L’indice di trasmissibilità Rt è inferiore a 1 in tutte le regioni di Italia. E al momento in Italia non vengono riportate situazioni critiche relative all’epidemia di Covid-19. Questo è quanto emerge dalla nota dell’Istituto superiore di sanità in merito al monitoraggio degli indicatori per la cosiddetta Fase 2 per la settimana tra il 18 e il 24 maggio.
“Al momento in Italia – specifica la nota – non vengono riportate situazioni critiche relative all’epidemia di Covid-19. L’incidenza settimanale rimane molto eterogenea nel territorio nazionale. In alcune regioni il numero di casi è ancora elevato denotando una situazione complessa ma in fase di controllo. In altre il numero di casi è molto limitato. Si raccomanda pertanto cautela specialmente nel momento in cui dovesse aumentare per frequenza ed entità il movimento di persone sul territorio nazionale”.
E ancora: “Non si registrano segnali di sovraccarico dei servizi assistenziali ospedalieri sul territorio nazionale. Si osservano livelli di resilienza in miglioramento”.

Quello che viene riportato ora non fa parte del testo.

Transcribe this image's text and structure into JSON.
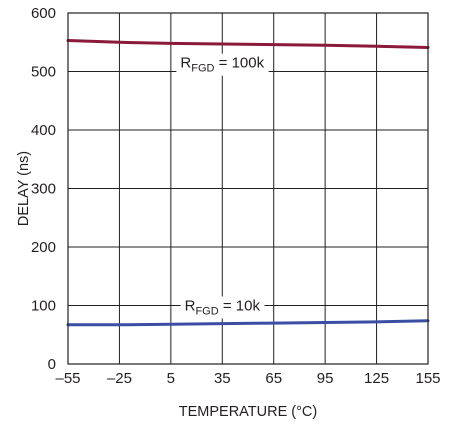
{
  "chart_data": {
    "type": "line",
    "title": "",
    "xlabel": "TEMPERATURE (°C)",
    "ylabel": "DELAY (ns)",
    "xlim": [
      -55,
      155
    ],
    "ylim": [
      0,
      600
    ],
    "x_ticks": [
      -55,
      -25,
      5,
      35,
      65,
      95,
      125,
      155
    ],
    "x_tick_labels": [
      "–55",
      "–25",
      "5",
      "35",
      "65",
      "95",
      "125",
      "155"
    ],
    "y_ticks": [
      0,
      100,
      200,
      300,
      400,
      500,
      600
    ],
    "y_tick_labels": [
      "0",
      "100",
      "200",
      "300",
      "400",
      "500",
      "600"
    ],
    "grid": true,
    "legend": "none",
    "series": [
      {
        "color": "#8b1a3a",
        "x": [
          -55,
          -25,
          5,
          35,
          65,
          95,
          125,
          155
        ],
        "y": [
          553,
          550,
          548,
          547,
          546,
          545,
          543,
          541
        ]
      },
      {
        "color": "#3a4fa3",
        "x": [
          -55,
          -25,
          5,
          35,
          65,
          95,
          125,
          155
        ],
        "y": [
          67,
          67,
          68,
          69,
          70,
          71,
          72,
          74
        ]
      }
    ],
    "annotations": [
      {
        "series": 0,
        "main": "R",
        "sub": "FGD",
        "rest": " = 100k",
        "x": 35,
        "y": 515
      },
      {
        "series": 1,
        "main": "R",
        "sub": "FGD",
        "rest": " = 10k",
        "x": 35,
        "y": 100
      }
    ]
  }
}
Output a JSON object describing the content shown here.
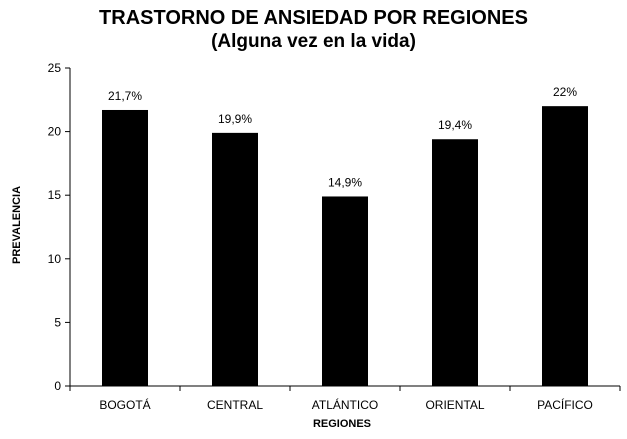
{
  "chart_data": {
    "type": "bar",
    "title": "TRASTORNO DE ANSIEDAD POR REGIONES",
    "subtitle": "(Alguna vez en la vida)",
    "xlabel": "REGIONES",
    "ylabel": "PREVALENCIA",
    "categories": [
      "BOGOTÁ",
      "CENTRAL",
      "ATLÁNTICO",
      "ORIENTAL",
      "PACÍFICO"
    ],
    "values": [
      21.7,
      19.9,
      14.9,
      19.4,
      22
    ],
    "data_labels": [
      "21,7%",
      "19,9%",
      "14,9%",
      "19,4%",
      "22%"
    ],
    "yticks": [
      "0",
      "5",
      "10",
      "15",
      "20",
      "25"
    ],
    "ylim": [
      0,
      25
    ],
    "grid": false,
    "legend": "none",
    "bar_color": "#000000"
  }
}
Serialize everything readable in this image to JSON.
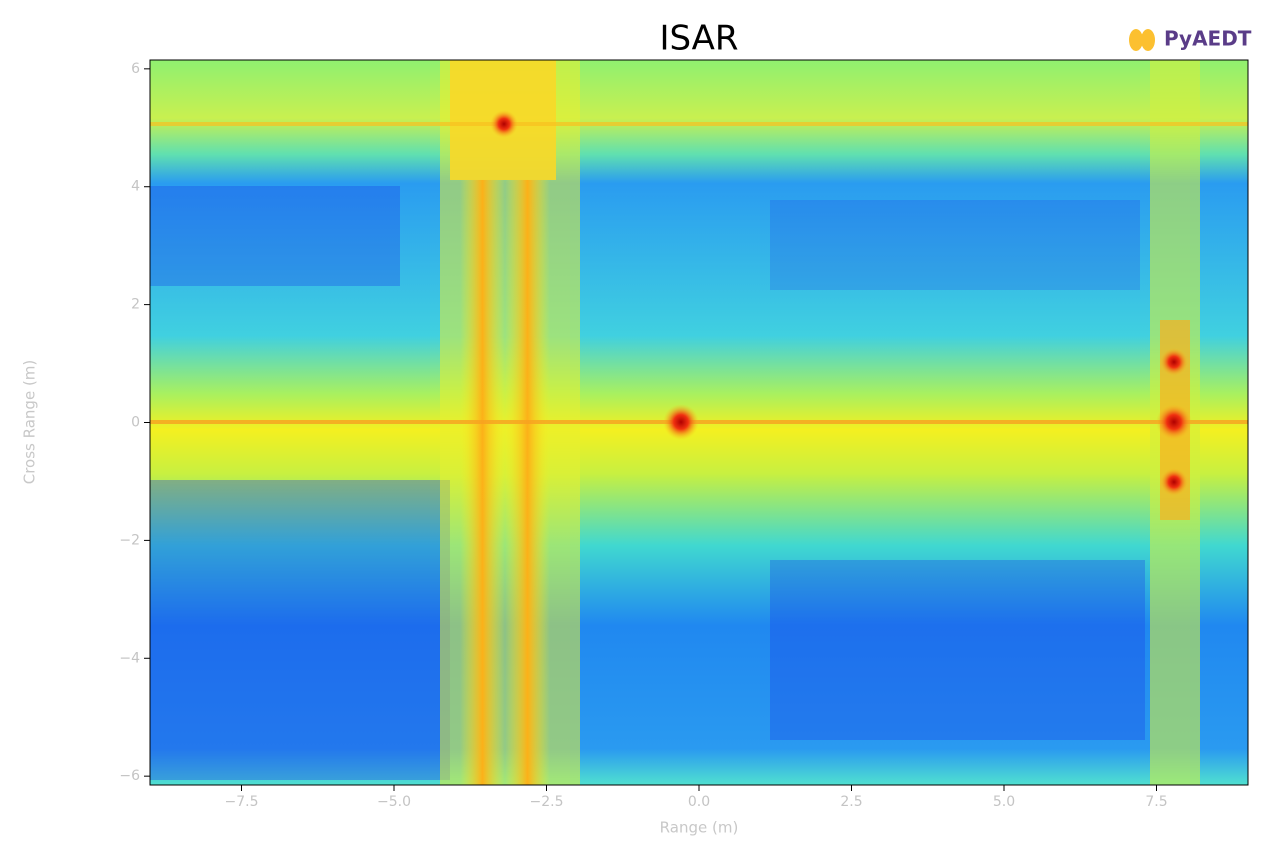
{
  "chart_data": {
    "type": "heatmap",
    "title": "ISAR",
    "logo": "PyAEDT",
    "xlabel": "Range (m)",
    "ylabel": "Cross Range (m)",
    "xlim": [
      -9,
      9
    ],
    "ylim": [
      -6.15,
      6.15
    ],
    "xticks": [
      {
        "value": -7.5,
        "label": "−7.5"
      },
      {
        "value": -5,
        "label": "−5.0"
      },
      {
        "value": -2.5,
        "label": "−2.5"
      },
      {
        "value": 0,
        "label": "0.0"
      },
      2.5,
      {
        "value": 5,
        "label": "5.0"
      },
      7.5
    ],
    "yticks": [
      {
        "value": -6,
        "label": "−6"
      },
      {
        "value": -4,
        "label": "−4"
      },
      {
        "value": -2,
        "label": "−2"
      },
      0,
      2,
      4,
      6
    ]
  }
}
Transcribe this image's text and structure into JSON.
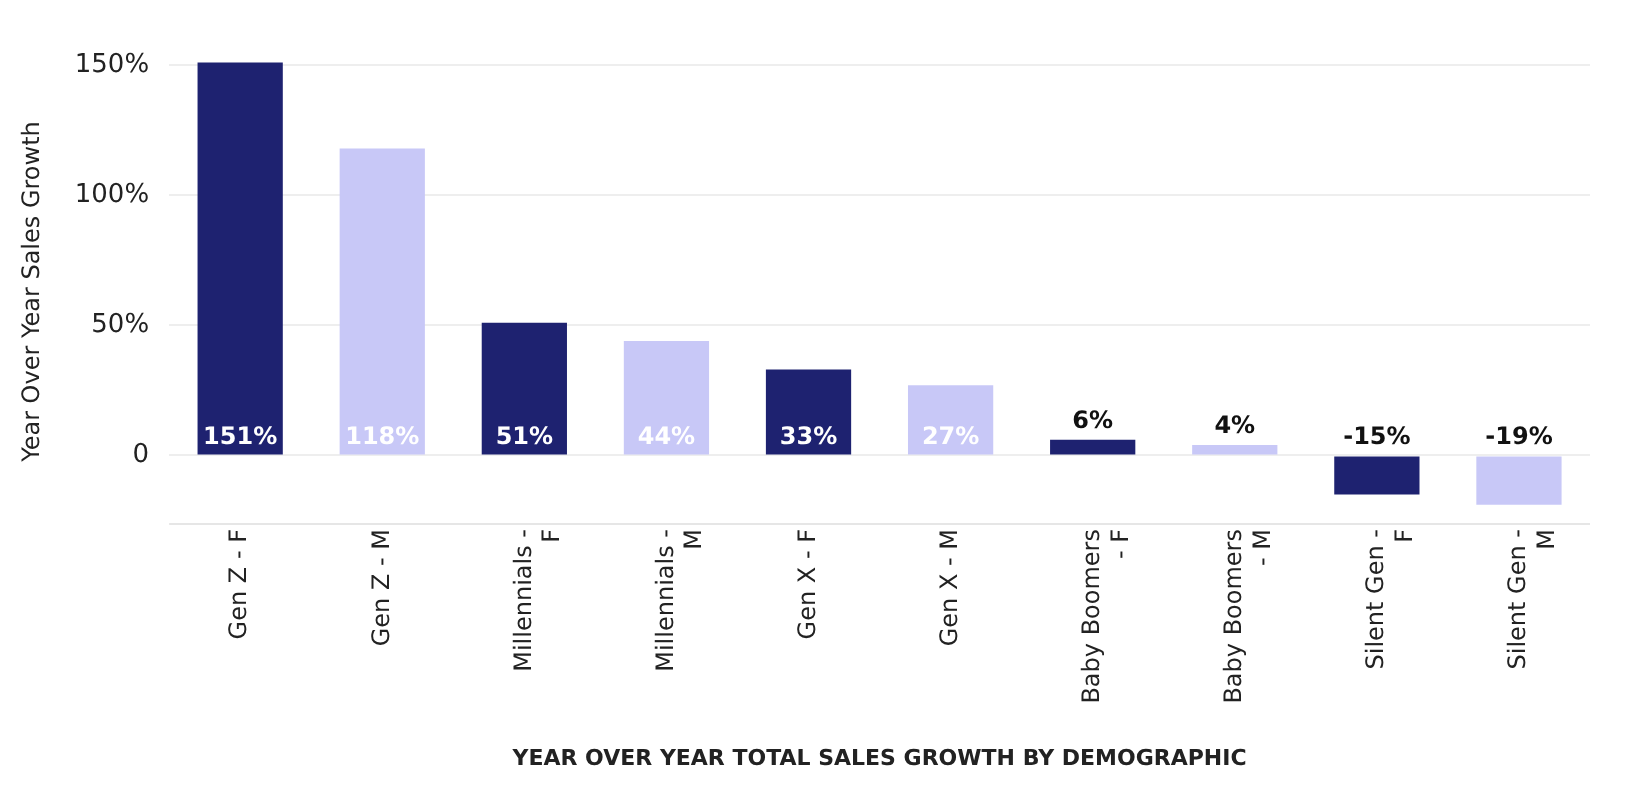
{
  "chart_data": {
    "type": "bar",
    "xlabel": "YEAR OVER YEAR TOTAL SALES GROWTH BY DEMOGRAPHIC",
    "ylabel": "Year Over Year Sales Growth",
    "categories": [
      "Gen Z - F",
      "Gen Z - M",
      "Millennials - F",
      "Millennials - M",
      "Gen X - F",
      "Gen X - M",
      "Baby Boomers - F",
      "Baby Boomers - M",
      "Silent Gen - F",
      "Silent Gen - M"
    ],
    "values": [
      151,
      118,
      51,
      44,
      33,
      27,
      6,
      4,
      -15,
      -19
    ],
    "colors": [
      "#1e2270",
      "#c8c8f7",
      "#1e2270",
      "#c8c8f7",
      "#1e2270",
      "#c8c8f7",
      "#1e2270",
      "#c8c8f7",
      "#1e2270",
      "#c8c8f7"
    ],
    "value_labels": [
      "151%",
      "118%",
      "51%",
      "44%",
      "33%",
      "27%",
      "6%",
      "4%",
      "-15%",
      "-19%"
    ],
    "ylim": [
      -26,
      152
    ],
    "yticks": [
      {
        "value": 0,
        "label": "0"
      },
      {
        "value": 50,
        "label": "50%"
      },
      {
        "value": 100,
        "label": "100%"
      },
      {
        "value": 150,
        "label": "150%"
      }
    ],
    "grid": "y",
    "legend": false
  }
}
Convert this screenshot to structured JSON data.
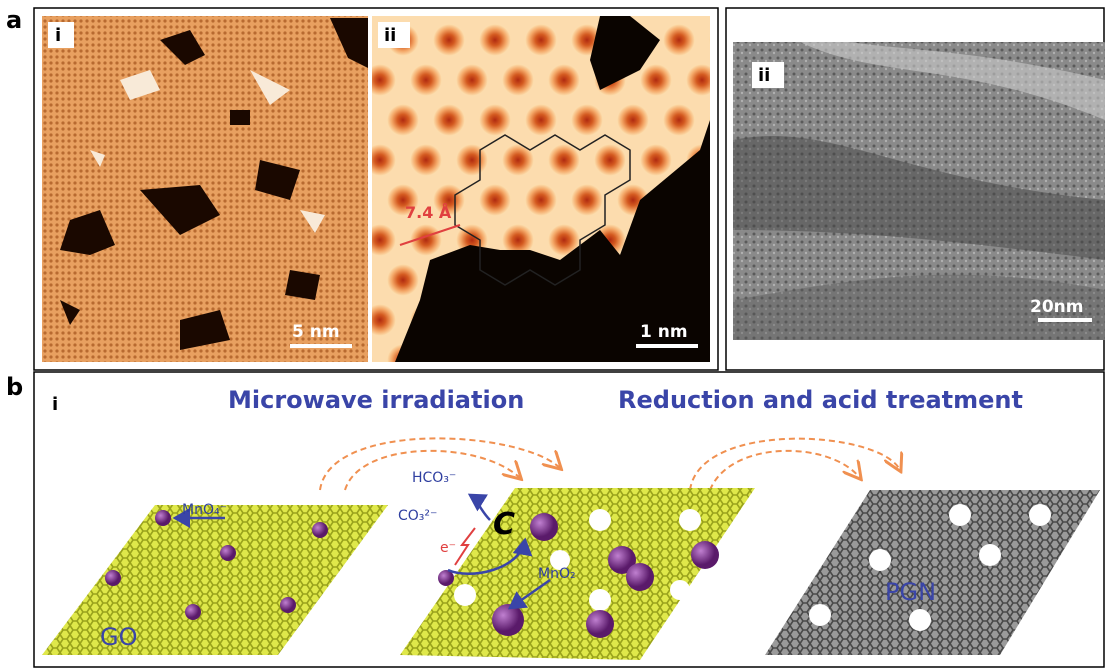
{
  "panel_a": {
    "label": "a",
    "image_i": {
      "label": "i",
      "scale_bar": "5 nm"
    },
    "image_ii": {
      "label": "ii",
      "scale_bar": "1 nm",
      "annotation": "7.4 Å"
    },
    "image_tem": {
      "label": "ii",
      "scale_bar": "20nm"
    }
  },
  "panel_b": {
    "label": "b",
    "sub_label": "i",
    "step_1": "Microwave irradiation",
    "step_2": "Reduction and acid treatment",
    "labels": {
      "hco3": "HCO₃⁻",
      "co3": "CO₃²⁻",
      "carbon": "C",
      "electron": "e⁻",
      "mno4": "MnO₄⁻",
      "mno2": "MnO₂",
      "go": "GO",
      "pgn": "PGN"
    }
  }
}
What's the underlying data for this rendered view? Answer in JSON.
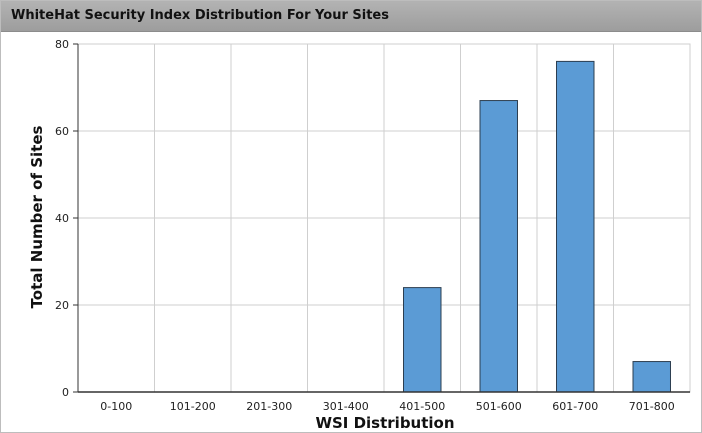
{
  "panel": {
    "title": "WhiteHat Security Index Distribution For Your Sites"
  },
  "chart_data": {
    "type": "bar",
    "categories": [
      "0-100",
      "101-200",
      "201-300",
      "301-400",
      "401-500",
      "501-600",
      "601-700",
      "701-800"
    ],
    "values": [
      0,
      0,
      0,
      0,
      24,
      67,
      76,
      7
    ],
    "xlabel": "WSI Distribution",
    "ylabel": "Total Number of Sites",
    "ylim": [
      0,
      80
    ],
    "yticks": [
      0,
      20,
      40,
      60,
      80
    ],
    "grid": true,
    "bar_color": "#5b9bd5",
    "bar_stroke": "#2c3e50"
  }
}
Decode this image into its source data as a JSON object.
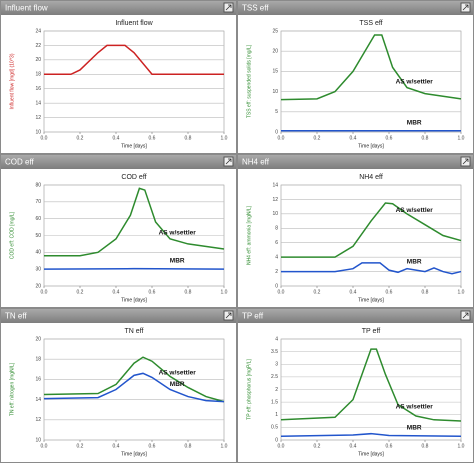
{
  "chart_data": [
    {
      "type": "line",
      "panel_title": "Influent flow",
      "title": "Influent flow",
      "ylabel": "Influent flow [mgd] (10^3)",
      "xlabel": "Time [days]",
      "ylim": [
        10,
        24
      ],
      "yticks": [
        10,
        12,
        14,
        16,
        18,
        20,
        22,
        24
      ],
      "xlim": [
        0,
        1
      ],
      "xticks": [
        {
          "value": 0,
          "label": "0.0"
        },
        0.2,
        0.4,
        0.6,
        0.8,
        {
          "value": 1,
          "label": "1.0"
        }
      ],
      "grid": true,
      "series": [
        {
          "color": "#cc2222",
          "x": [
            0,
            0.15,
            0.2,
            0.3,
            0.35,
            0.45,
            0.5,
            0.6,
            1.0
          ],
          "values": [
            18,
            18,
            18.6,
            21,
            22,
            22,
            21,
            18,
            18
          ]
        }
      ]
    },
    {
      "type": "line",
      "panel_title": "TSS eff",
      "title": "TSS eff",
      "ylabel": "TSS eff: suspended solids [mg/L]",
      "xlabel": "Time [days]",
      "ylim": [
        0,
        25
      ],
      "yticks": [
        0,
        5,
        10,
        15,
        20,
        25
      ],
      "xlim": [
        0,
        1
      ],
      "xticks": [
        {
          "value": 0,
          "label": "0.0"
        },
        0.2,
        0.4,
        0.6,
        0.8,
        {
          "value": 1,
          "label": "1.0"
        }
      ],
      "grid": true,
      "series": [
        {
          "name": "AS w/settler",
          "color": "#2e8b2e",
          "x": [
            0,
            0.2,
            0.3,
            0.4,
            0.48,
            0.52,
            0.56,
            0.62,
            0.7,
            0.8,
            1.0
          ],
          "values": [
            8,
            8.2,
            10,
            15,
            21,
            24,
            24,
            16,
            11,
            9.5,
            8.2
          ]
        },
        {
          "name": "MBR",
          "color": "#2255cc",
          "x": [
            0,
            1.0
          ],
          "values": [
            0.3,
            0.3
          ]
        }
      ]
    },
    {
      "type": "line",
      "panel_title": "COD eff",
      "title": "COD eff",
      "ylabel": "COD eff: COD [mg/L]",
      "xlabel": "Time [days]",
      "ylim": [
        20,
        80
      ],
      "yticks": [
        20,
        30,
        40,
        50,
        60,
        70,
        80
      ],
      "xlim": [
        0,
        1
      ],
      "xticks": [
        {
          "value": 0,
          "label": "0.0"
        },
        0.2,
        0.4,
        0.6,
        0.8,
        {
          "value": 1,
          "label": "1.0"
        }
      ],
      "grid": true,
      "series": [
        {
          "name": "AS w/settler",
          "color": "#2e8b2e",
          "x": [
            0,
            0.2,
            0.3,
            0.4,
            0.48,
            0.53,
            0.56,
            0.62,
            0.7,
            0.8,
            1.0
          ],
          "values": [
            38,
            38,
            40,
            48,
            62,
            78,
            77,
            58,
            48,
            45,
            42
          ]
        },
        {
          "name": "MBR",
          "color": "#2255cc",
          "x": [
            0,
            0.5,
            1.0
          ],
          "values": [
            30,
            30.3,
            30
          ]
        }
      ]
    },
    {
      "type": "line",
      "panel_title": "NH4 eff",
      "title": "NH4 eff",
      "ylabel": "NH4 eff: ammonia [mgN/L]",
      "xlabel": "Time [days]",
      "ylim": [
        0,
        14
      ],
      "yticks": [
        0,
        2,
        4,
        6,
        8,
        10,
        12,
        14
      ],
      "xlim": [
        0,
        1
      ],
      "xticks": [
        {
          "value": 0,
          "label": "0.0"
        },
        0.2,
        0.4,
        0.6,
        0.8,
        {
          "value": 1,
          "label": "1.0"
        }
      ],
      "grid": true,
      "series": [
        {
          "name": "AS w/settler",
          "color": "#2e8b2e",
          "x": [
            0,
            0.3,
            0.4,
            0.5,
            0.58,
            0.62,
            0.7,
            0.8,
            0.9,
            1.0
          ],
          "values": [
            4,
            4,
            5.5,
            9,
            11.5,
            11.4,
            10,
            8.5,
            7,
            6.3
          ]
        },
        {
          "name": "MBR",
          "color": "#2255cc",
          "x": [
            0,
            0.3,
            0.4,
            0.45,
            0.55,
            0.6,
            0.65,
            0.7,
            0.8,
            0.85,
            0.9,
            0.95,
            1.0
          ],
          "values": [
            2,
            2,
            2.4,
            3.2,
            3.2,
            2.2,
            1.9,
            2.4,
            2,
            2.5,
            2,
            1.7,
            2
          ]
        }
      ]
    },
    {
      "type": "line",
      "panel_title": "TN eff",
      "title": "TN eff",
      "ylabel": "TN eff: nitrogen [mgN/L]",
      "xlabel": "Time [days]",
      "ylim": [
        10,
        20
      ],
      "yticks": [
        10,
        12,
        14,
        16,
        18,
        20
      ],
      "xlim": [
        0,
        1
      ],
      "xticks": [
        {
          "value": 0,
          "label": "0.0"
        },
        0.2,
        0.4,
        0.6,
        0.8,
        {
          "value": 1,
          "label": "1.0"
        }
      ],
      "grid": true,
      "series": [
        {
          "name": "AS w/settler",
          "color": "#2e8b2e",
          "x": [
            0,
            0.3,
            0.4,
            0.5,
            0.55,
            0.6,
            0.7,
            0.8,
            0.9,
            1.0
          ],
          "values": [
            14.5,
            14.6,
            15.5,
            17.6,
            18.2,
            17.8,
            16.3,
            15.2,
            14.3,
            13.8
          ]
        },
        {
          "name": "MBR",
          "color": "#2255cc",
          "x": [
            0,
            0.3,
            0.4,
            0.5,
            0.55,
            0.6,
            0.7,
            0.8,
            0.9,
            1.0
          ],
          "values": [
            14.1,
            14.2,
            15,
            16.4,
            16.6,
            16.2,
            15,
            14.3,
            13.9,
            13.8
          ]
        }
      ]
    },
    {
      "type": "line",
      "panel_title": "TP eff",
      "title": "TP eff",
      "ylabel": "TP eff: phosphorus [mgP/L]",
      "xlabel": "Time [days]",
      "ylim": [
        0,
        4
      ],
      "yticks": [
        0,
        0.5,
        1,
        1.5,
        2,
        2.5,
        3,
        3.5,
        4
      ],
      "xlim": [
        0,
        1
      ],
      "xticks": [
        {
          "value": 0,
          "label": "0.0"
        },
        0.2,
        0.4,
        0.6,
        0.8,
        {
          "value": 1,
          "label": "1.0"
        }
      ],
      "grid": true,
      "series": [
        {
          "name": "AS w/settler",
          "color": "#2e8b2e",
          "x": [
            0,
            0.3,
            0.4,
            0.45,
            0.5,
            0.53,
            0.58,
            0.65,
            0.75,
            0.85,
            1.0
          ],
          "values": [
            0.8,
            0.9,
            1.6,
            2.6,
            3.6,
            3.6,
            2.6,
            1.4,
            0.95,
            0.8,
            0.75
          ]
        },
        {
          "name": "MBR",
          "color": "#2255cc",
          "x": [
            0,
            0.4,
            0.5,
            0.6,
            1.0
          ],
          "values": [
            0.15,
            0.2,
            0.25,
            0.18,
            0.15
          ]
        }
      ]
    }
  ]
}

Poi l’aggiornamento sull’Rt, indice di trasmissibilità. “Nel paese – afferma la nota – continuano a essere rafforzate a livello regionale politiche di testing e screening in modo da identificare il maggior numero di casi realizzando azioni di isolamento e quarantena/monitoraggio dei contatti stretti (ovvero realizzando la strategia ‘test – track – trace’). Nonostante questo abbia aumentato la sensibilità dell’accertamento diagnostico, nella pressoché totalità delle regioni e provincie autonome il trend settimanale dei nuovi casi diagnosticati per data di diagnosi/prelievo è in diminuzione e gli indici di trasmissibilità (Rt) sono al di sotto di 1. Per quanto riguarda la stima dell’Rt, si sottolinea che quando il numero di casi è molto piccolo alcune regioni possono avere temporaneamente un Rt>1 a causa di piccoli focolai locali che finiscono per incidere sul totale regionale, senza che questo rappresenti un elemento preoccupante”.
Nella nota anche delle specifiche conclusioni. “Le misure di lockdown – si legge – in Italia hanno effettivamente permesso un controllo dell’infezione da Covid-19 sul territorio nazionale pur in un contesto di persistente trasmissione diffusa del virus con incidenza molto diversa nelle 21 Regioni/Ppaa. La situazione attuale, relativa all’inizio della prima fase di transizione, è complessivamente positiva. Permangono segnali di trasmissione con focolai nuovi segnalati che descrivono una situazione epidemiologicamente fluida in molte regioni italiane. Questo richiede il rispetto rigoroso delle misure necessarie a ridurre il rischio di trasmissione quali l’igiene individuale e il distanziamento fisico. È necessario continuare a rafforzare i servizi territoriali per la prevenzione e la risposta a Covid-19 per fronteggiare eventuali recrudescenze epidemiche”.